Notice that stocks, especially the tech sector, really seem to have taken off once the dollar started moving down into its ICL. Now the dollar appears to be starting an intermediate degree rally and tech stocks have rebelled. At this point I think the stock market prefers the dollar moving down. It may react poorly to a dollar rally, as will most likely gold.

A sharp rally in the dollar could trigger the bloodbath phase in gold, a semi crash in the stock market, and possibly scare the Fed into ending the rate hiking cycle, and maybe even starting another round of stealth QE. (And that would be the fundamental driver for the next bear market in the dollar. It would also be the fundamental driver for the bubble phase in stocks, followed by gold in the years ahead.)

We should get some kind of bounce on Monday as short term sentiment is extreme in the QQQ, and I would think the PPT will do everything possible to keep the market propped up into the rate hike on Wednesday, so we should get an opportunity to exit positions early in the week and get on the sidelines just in case this scenario is about to unfold. I also assume we will see a large selling on strength number show up before the market is ready to deliver a significant drop, and we haven’t had one lately.

Nothing is written in stone right now. There is always the possibility that the Plunge Protection Team just prevents the market from correcting. Or a correction could just focus in the tech sector. The energy stocks, banks and industrials look good, or are starting to perk up.
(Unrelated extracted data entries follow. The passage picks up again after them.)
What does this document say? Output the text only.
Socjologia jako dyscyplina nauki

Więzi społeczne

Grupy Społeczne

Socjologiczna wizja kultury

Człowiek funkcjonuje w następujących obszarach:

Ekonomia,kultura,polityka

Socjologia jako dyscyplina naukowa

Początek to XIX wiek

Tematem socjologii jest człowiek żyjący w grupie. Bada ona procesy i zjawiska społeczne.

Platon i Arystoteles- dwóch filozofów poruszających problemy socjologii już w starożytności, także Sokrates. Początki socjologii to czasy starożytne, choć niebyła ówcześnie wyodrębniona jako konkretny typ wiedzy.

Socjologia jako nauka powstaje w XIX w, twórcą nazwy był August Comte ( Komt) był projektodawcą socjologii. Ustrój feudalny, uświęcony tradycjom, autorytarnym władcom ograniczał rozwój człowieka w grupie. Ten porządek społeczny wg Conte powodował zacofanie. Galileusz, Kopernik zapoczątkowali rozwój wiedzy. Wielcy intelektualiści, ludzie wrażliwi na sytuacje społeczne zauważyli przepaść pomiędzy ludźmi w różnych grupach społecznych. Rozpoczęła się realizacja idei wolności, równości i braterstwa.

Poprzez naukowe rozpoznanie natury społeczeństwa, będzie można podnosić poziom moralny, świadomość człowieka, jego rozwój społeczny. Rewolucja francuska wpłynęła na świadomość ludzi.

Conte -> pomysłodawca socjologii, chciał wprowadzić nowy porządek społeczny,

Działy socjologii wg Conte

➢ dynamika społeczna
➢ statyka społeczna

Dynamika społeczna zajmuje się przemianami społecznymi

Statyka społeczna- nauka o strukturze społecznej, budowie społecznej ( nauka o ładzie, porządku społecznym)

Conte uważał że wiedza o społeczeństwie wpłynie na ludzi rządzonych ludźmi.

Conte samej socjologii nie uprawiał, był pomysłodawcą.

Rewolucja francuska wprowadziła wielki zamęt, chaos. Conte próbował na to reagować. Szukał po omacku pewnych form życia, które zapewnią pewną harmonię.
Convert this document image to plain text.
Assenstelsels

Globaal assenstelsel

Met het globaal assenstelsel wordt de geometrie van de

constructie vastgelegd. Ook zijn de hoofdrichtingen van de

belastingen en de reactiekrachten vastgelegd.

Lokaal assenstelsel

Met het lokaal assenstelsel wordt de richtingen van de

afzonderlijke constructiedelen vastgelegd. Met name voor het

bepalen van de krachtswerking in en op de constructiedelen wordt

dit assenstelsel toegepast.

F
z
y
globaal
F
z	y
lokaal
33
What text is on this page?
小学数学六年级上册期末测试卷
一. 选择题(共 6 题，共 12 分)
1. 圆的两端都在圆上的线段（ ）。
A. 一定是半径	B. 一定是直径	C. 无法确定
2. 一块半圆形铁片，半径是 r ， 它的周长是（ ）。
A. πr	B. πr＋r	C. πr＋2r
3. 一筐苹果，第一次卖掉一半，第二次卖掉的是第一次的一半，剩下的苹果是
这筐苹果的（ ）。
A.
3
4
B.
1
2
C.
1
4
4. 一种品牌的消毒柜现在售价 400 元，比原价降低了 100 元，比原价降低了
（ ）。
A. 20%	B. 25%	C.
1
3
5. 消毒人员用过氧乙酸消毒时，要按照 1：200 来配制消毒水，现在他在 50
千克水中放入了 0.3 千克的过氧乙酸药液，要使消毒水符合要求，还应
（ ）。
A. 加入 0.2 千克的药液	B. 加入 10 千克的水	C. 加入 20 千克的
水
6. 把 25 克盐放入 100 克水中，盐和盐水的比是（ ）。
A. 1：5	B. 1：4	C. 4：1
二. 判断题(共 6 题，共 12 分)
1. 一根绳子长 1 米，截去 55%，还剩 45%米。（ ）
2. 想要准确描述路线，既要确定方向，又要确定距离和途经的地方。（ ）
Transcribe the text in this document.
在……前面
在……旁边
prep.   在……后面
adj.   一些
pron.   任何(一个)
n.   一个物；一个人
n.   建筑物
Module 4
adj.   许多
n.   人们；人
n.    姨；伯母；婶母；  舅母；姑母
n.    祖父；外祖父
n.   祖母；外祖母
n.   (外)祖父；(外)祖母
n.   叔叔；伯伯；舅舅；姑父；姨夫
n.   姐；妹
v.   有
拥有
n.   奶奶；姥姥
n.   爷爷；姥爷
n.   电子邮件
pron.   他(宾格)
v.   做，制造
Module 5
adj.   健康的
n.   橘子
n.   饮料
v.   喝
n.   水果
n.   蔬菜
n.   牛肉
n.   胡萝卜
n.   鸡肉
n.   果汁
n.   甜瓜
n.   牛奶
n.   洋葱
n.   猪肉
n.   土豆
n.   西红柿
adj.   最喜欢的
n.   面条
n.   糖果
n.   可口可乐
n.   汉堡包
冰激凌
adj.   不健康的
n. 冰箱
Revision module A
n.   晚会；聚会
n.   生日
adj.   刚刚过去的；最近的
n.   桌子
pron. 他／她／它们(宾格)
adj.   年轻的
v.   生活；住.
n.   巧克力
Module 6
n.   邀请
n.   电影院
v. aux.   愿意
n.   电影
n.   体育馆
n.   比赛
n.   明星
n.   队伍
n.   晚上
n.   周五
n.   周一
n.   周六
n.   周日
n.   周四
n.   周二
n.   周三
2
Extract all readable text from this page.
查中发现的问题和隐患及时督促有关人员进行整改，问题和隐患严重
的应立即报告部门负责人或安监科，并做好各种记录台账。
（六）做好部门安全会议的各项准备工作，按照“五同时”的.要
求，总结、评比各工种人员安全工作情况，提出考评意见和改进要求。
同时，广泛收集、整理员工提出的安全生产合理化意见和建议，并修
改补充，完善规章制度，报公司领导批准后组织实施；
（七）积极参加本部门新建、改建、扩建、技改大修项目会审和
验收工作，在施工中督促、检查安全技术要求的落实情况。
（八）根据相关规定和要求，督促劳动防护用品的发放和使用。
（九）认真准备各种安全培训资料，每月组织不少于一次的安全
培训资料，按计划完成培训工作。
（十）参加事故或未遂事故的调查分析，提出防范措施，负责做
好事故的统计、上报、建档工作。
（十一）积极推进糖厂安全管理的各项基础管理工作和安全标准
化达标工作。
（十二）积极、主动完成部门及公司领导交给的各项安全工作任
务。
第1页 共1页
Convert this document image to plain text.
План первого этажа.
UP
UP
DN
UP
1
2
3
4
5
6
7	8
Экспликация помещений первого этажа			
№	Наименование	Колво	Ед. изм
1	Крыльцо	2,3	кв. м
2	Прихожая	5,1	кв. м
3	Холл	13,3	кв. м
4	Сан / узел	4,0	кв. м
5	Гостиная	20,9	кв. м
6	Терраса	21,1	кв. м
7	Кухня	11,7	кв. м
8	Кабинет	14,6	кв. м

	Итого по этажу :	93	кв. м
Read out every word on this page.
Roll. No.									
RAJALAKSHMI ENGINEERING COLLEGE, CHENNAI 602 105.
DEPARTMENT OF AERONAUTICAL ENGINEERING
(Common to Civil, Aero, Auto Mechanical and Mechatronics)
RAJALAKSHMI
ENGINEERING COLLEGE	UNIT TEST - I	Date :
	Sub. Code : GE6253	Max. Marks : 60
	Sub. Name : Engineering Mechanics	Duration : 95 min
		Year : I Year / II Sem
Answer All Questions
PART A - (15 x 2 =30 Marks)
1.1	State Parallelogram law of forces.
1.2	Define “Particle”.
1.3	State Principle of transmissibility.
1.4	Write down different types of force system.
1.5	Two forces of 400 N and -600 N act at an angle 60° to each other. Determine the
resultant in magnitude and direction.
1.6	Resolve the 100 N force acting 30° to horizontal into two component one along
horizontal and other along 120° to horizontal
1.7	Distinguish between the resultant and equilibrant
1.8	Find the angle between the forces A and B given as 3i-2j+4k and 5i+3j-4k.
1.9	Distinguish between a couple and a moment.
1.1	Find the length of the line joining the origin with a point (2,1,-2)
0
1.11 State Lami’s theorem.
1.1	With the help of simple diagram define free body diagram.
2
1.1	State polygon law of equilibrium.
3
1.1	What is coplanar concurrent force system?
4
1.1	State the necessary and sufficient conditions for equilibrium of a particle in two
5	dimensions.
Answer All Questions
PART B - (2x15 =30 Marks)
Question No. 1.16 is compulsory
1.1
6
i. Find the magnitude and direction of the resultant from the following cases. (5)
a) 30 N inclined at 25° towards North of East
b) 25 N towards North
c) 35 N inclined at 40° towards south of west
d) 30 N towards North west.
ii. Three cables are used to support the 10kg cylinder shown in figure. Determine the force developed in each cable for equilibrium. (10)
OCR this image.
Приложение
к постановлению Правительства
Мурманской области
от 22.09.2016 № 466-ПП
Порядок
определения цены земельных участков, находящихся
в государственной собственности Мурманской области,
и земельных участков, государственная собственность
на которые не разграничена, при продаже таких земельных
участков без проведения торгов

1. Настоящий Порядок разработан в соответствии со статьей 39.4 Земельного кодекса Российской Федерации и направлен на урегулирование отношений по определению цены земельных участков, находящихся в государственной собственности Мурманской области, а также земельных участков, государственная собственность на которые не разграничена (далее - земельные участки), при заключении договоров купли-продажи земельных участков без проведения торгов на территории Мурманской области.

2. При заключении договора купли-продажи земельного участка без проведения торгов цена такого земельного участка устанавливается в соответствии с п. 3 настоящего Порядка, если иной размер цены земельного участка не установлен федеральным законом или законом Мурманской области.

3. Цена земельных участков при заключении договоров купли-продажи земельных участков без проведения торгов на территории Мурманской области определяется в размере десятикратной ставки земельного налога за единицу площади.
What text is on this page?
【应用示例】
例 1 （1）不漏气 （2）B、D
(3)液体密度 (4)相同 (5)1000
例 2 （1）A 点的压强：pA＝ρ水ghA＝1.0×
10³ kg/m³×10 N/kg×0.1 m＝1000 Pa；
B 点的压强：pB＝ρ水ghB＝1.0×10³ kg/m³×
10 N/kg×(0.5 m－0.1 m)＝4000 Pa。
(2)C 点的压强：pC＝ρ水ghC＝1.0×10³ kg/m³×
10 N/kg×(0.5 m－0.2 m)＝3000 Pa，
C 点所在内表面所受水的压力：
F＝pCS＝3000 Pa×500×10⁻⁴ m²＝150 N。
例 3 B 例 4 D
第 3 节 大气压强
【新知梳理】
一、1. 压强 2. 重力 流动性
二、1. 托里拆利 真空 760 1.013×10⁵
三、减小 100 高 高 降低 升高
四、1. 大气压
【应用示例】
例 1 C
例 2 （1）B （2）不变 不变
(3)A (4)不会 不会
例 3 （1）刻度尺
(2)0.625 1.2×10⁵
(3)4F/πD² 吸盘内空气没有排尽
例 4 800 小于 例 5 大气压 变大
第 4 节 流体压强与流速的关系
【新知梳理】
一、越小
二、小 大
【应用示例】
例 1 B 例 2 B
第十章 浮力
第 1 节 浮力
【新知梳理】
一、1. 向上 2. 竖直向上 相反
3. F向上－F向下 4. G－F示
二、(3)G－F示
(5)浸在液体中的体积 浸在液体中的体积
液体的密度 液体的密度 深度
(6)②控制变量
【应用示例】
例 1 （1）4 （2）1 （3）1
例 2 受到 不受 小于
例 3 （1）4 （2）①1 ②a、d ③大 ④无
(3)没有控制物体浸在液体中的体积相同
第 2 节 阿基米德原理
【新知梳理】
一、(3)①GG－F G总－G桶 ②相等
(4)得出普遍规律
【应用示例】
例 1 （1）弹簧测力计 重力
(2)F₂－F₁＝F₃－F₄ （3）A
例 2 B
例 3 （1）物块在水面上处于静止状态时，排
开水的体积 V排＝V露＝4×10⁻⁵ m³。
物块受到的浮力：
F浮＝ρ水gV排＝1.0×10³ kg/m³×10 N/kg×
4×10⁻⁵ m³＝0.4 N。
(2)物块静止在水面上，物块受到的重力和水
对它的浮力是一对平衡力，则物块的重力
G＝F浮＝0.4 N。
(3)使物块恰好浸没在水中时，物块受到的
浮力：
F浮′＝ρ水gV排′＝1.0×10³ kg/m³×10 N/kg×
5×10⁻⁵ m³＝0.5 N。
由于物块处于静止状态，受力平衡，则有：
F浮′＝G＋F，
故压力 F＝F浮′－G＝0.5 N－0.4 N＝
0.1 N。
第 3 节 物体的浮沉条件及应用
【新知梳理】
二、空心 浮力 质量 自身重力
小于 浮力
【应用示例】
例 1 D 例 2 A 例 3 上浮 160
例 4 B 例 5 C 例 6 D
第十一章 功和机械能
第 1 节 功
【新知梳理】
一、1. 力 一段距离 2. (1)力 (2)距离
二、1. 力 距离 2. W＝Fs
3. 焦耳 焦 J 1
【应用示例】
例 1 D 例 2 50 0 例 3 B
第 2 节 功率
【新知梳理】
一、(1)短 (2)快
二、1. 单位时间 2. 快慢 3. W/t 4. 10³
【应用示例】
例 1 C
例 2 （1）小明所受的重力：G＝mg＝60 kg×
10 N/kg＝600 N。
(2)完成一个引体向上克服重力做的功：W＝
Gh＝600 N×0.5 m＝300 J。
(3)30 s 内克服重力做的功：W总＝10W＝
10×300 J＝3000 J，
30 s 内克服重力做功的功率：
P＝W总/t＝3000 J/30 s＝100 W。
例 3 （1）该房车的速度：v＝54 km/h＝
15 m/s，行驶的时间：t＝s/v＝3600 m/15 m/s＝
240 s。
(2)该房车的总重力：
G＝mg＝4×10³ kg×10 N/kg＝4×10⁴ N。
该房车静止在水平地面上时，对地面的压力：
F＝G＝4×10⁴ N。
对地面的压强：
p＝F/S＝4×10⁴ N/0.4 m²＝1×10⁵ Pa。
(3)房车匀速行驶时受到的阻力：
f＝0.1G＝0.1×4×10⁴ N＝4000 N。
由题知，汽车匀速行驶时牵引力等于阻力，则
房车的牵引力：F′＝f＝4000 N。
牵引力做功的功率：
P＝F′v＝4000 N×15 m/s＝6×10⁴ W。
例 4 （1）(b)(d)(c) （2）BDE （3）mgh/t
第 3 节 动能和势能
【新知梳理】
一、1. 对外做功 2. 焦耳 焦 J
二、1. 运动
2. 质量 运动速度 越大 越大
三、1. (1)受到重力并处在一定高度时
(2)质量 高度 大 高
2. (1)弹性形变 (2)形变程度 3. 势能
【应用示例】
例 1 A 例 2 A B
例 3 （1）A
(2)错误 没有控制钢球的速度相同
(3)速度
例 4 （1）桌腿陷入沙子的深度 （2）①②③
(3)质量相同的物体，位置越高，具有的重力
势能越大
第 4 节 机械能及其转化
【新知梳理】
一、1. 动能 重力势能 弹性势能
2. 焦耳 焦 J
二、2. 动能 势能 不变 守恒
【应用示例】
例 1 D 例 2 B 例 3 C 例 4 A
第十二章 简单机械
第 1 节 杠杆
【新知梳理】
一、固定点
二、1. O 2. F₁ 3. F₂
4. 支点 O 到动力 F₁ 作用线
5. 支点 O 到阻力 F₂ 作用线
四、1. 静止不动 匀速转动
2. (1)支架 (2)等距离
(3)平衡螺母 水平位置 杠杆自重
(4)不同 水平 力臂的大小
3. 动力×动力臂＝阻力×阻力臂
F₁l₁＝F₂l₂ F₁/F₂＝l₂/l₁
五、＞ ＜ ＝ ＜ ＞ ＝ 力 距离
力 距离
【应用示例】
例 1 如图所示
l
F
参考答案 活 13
That seems kind of weird if the market is about to correct hard.

If by mid July, when the next DCL comes due, nothing has come of this then we will quit worrying and re enter our positions. And this certainly isn’t a signal to do something foolish and start shorting the stock market. But come Monday morning I’m probably going to sell the TQQQ position and all but a minimum 10% core position in UPRO and then wait till the next DCL arrives before doing anything else in the stock portfolio.